How many boolean functions $\{-1,1\}^n \to \{-1,1\}$ with Fourier degree at most $d$?

By Fourier degree I mean the maximal cardinality of $S$ such that the Fourier coefficient $\hat{f}(S)$ is not zero.

Answer 1

I wrote a Mathematica code snippet to count for cases of small $n$ and $d$.

n = 2;
inputWords = Tuples[{-1, 1}, n];
outputResults = Tuples[{-1, 1}, 2^n];
expr = {Product[1/2 (1 + Subscript[a, i] Subscript[x, i]), {i, n}]}~
   Join~Array[{Subscript[a, #], {-1, 1}} &, n];
allIndicatorFunctions = Flatten[Table @@ expr];
allBooleanFunctions =  Table[Expand[fa . allIndicatorFunctions], {fa, outputResults}];
allBooleanFunctions // TableForm
polynomialDegree[expr_] :=  Max[0, Max[Total@*First /@ CoefficientRules[expr]]];
(polynomialDegree /@ allBooleanFunctions) // Tally

The number of boolean functions $\{ -1, 1\}^{n} \rightarrow \{-1, 1 \}$ whose Fourier degree equals to $d$:

$$ \begin{array}{c|ccccccccccc} n\backslash d & 0 & 1 & 2 & 3 & 4 & 5 & 6 & 7 & 8 \\ \hline 1 & 2 & 2 & - & - & - & - & - & - & - \\ 2 & 2 & 4 & 10 & - & - & - & - & - & - \\ 3 & 2 & 6 & 62 & 186 & - & - & - & - & - \\ 4 & 2 & 8 & 212 & 12648 & 52666 & - & - & - & - \\ \cdots & - & - & - & - & - & - & - & - & - \end{array} $$

The diagonal elements in the array are A037267.

Answer 2

I believe this is unknown in general, though we have the basic relationships $$ \sum_{S} |\hat{f}(S)|^2=2^{2n} $$ and $$ \sum_{S} \hat{f}(S)\hat{f}(S\Delta S')=0,\qquad\forall S \neq \emptyset $$

for the unnormalized coefficients of a valid Fourier transform.

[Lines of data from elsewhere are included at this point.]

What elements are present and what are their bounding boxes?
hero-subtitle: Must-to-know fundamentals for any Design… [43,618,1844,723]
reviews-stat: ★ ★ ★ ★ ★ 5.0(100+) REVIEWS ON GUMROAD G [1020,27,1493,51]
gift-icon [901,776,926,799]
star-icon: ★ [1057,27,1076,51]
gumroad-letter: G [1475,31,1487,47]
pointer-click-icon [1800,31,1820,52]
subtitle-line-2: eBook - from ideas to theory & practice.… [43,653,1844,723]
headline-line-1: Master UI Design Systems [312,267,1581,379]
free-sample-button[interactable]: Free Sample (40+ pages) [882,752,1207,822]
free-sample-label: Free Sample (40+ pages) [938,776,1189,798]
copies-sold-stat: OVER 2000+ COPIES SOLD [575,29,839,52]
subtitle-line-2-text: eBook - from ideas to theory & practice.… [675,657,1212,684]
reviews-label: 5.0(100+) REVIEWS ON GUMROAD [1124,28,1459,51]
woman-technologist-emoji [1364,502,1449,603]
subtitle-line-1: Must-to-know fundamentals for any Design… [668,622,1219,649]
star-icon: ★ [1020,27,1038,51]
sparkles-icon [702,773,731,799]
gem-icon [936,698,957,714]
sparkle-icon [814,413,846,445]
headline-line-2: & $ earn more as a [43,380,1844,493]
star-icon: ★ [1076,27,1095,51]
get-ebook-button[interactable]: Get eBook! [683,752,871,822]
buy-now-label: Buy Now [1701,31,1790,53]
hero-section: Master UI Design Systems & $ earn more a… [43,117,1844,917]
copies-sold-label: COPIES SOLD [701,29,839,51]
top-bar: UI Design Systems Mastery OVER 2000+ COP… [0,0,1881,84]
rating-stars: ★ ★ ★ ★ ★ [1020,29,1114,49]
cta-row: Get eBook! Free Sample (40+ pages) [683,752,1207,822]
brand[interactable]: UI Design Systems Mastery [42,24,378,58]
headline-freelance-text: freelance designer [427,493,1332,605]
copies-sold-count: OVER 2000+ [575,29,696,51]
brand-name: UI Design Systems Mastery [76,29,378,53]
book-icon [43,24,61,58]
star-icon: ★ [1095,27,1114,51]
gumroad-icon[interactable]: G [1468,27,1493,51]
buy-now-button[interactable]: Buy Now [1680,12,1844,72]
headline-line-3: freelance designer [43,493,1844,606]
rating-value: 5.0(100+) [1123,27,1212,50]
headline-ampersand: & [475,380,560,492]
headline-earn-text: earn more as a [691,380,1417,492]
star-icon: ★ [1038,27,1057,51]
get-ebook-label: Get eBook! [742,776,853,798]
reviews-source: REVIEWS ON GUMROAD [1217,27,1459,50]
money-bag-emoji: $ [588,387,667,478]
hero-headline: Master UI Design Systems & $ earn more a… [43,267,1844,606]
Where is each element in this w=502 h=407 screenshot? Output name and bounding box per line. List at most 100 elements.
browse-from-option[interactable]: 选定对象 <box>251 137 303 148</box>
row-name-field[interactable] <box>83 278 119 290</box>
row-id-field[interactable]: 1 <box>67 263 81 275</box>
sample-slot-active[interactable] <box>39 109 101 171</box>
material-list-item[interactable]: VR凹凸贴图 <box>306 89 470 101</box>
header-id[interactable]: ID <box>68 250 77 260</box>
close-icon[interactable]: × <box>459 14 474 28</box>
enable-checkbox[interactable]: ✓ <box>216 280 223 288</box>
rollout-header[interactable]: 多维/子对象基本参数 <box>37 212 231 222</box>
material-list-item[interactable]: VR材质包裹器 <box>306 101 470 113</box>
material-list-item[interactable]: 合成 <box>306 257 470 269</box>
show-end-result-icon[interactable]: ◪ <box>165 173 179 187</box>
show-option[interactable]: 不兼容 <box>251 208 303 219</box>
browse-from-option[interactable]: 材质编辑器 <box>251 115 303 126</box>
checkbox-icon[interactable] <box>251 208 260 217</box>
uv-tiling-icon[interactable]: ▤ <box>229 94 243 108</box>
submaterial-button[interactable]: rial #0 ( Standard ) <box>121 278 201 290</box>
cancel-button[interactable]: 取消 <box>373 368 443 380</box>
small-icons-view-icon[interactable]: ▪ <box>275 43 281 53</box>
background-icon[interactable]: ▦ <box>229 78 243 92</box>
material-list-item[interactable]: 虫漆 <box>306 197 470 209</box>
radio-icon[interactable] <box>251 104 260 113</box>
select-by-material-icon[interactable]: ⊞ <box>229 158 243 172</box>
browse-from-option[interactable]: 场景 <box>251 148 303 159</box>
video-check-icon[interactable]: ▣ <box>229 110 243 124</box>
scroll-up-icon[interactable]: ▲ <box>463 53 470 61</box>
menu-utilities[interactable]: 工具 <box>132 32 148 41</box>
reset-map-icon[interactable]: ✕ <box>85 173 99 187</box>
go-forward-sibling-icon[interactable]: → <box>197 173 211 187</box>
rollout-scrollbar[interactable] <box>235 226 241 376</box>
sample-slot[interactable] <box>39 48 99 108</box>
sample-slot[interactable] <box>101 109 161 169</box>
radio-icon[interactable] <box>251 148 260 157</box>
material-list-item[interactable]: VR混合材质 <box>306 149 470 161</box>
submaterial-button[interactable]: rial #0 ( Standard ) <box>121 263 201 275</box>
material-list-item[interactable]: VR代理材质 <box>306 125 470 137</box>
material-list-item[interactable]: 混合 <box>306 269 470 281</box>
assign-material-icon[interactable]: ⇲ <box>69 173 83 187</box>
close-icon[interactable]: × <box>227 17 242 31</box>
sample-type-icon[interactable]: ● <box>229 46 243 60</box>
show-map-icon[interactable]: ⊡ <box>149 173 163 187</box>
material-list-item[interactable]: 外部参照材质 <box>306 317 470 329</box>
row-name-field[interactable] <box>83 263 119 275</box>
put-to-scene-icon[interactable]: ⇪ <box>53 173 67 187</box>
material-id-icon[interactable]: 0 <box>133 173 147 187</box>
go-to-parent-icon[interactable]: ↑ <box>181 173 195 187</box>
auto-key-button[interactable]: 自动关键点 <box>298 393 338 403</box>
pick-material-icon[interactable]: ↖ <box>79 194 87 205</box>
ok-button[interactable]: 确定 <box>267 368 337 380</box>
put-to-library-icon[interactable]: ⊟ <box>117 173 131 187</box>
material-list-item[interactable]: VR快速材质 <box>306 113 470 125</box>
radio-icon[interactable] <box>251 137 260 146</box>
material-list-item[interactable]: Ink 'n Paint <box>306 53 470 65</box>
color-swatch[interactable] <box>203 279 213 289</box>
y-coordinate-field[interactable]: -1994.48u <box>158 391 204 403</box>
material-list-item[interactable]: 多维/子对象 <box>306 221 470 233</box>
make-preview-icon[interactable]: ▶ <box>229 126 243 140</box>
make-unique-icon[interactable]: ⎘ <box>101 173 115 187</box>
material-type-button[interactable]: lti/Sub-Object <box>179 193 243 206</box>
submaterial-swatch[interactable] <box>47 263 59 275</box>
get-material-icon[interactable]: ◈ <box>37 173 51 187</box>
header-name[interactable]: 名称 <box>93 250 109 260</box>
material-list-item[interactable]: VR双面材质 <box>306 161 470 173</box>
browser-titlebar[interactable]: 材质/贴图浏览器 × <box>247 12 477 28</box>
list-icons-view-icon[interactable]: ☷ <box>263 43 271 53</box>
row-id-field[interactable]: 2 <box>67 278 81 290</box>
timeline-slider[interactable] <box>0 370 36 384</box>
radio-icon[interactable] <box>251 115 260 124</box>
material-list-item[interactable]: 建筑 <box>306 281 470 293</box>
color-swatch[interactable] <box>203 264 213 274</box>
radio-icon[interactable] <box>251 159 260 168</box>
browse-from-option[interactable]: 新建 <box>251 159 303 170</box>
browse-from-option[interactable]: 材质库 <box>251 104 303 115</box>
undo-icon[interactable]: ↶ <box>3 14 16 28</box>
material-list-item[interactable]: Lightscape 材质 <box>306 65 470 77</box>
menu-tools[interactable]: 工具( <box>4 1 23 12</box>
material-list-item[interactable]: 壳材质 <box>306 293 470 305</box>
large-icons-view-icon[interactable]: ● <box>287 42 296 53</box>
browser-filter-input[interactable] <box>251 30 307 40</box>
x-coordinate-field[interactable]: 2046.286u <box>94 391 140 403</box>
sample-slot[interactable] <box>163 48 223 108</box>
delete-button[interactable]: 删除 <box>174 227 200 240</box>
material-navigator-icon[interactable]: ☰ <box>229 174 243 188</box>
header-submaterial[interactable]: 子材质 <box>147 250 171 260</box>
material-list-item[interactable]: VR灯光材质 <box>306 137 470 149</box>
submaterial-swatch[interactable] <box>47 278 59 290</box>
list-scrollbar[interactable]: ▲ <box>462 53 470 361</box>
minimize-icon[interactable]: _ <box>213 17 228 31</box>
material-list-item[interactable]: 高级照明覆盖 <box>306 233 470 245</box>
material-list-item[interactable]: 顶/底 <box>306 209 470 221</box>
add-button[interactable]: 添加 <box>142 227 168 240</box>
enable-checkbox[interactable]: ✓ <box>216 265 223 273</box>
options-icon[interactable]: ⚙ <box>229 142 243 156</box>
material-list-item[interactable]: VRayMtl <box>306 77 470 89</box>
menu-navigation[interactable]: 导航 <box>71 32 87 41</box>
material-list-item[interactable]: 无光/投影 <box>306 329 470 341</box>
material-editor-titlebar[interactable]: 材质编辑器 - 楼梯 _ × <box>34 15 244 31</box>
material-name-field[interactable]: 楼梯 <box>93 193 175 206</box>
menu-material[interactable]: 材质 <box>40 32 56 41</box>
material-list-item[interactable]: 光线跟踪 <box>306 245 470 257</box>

In the second equation (Titsworth formula) we have the symmetric difference of two sets $S,S'$ which looks kind of ugly, it would just be a modulo 2 sum of the characteristic functions of the two sets in the coding theory as opposed to TCS notation for Boolean functions.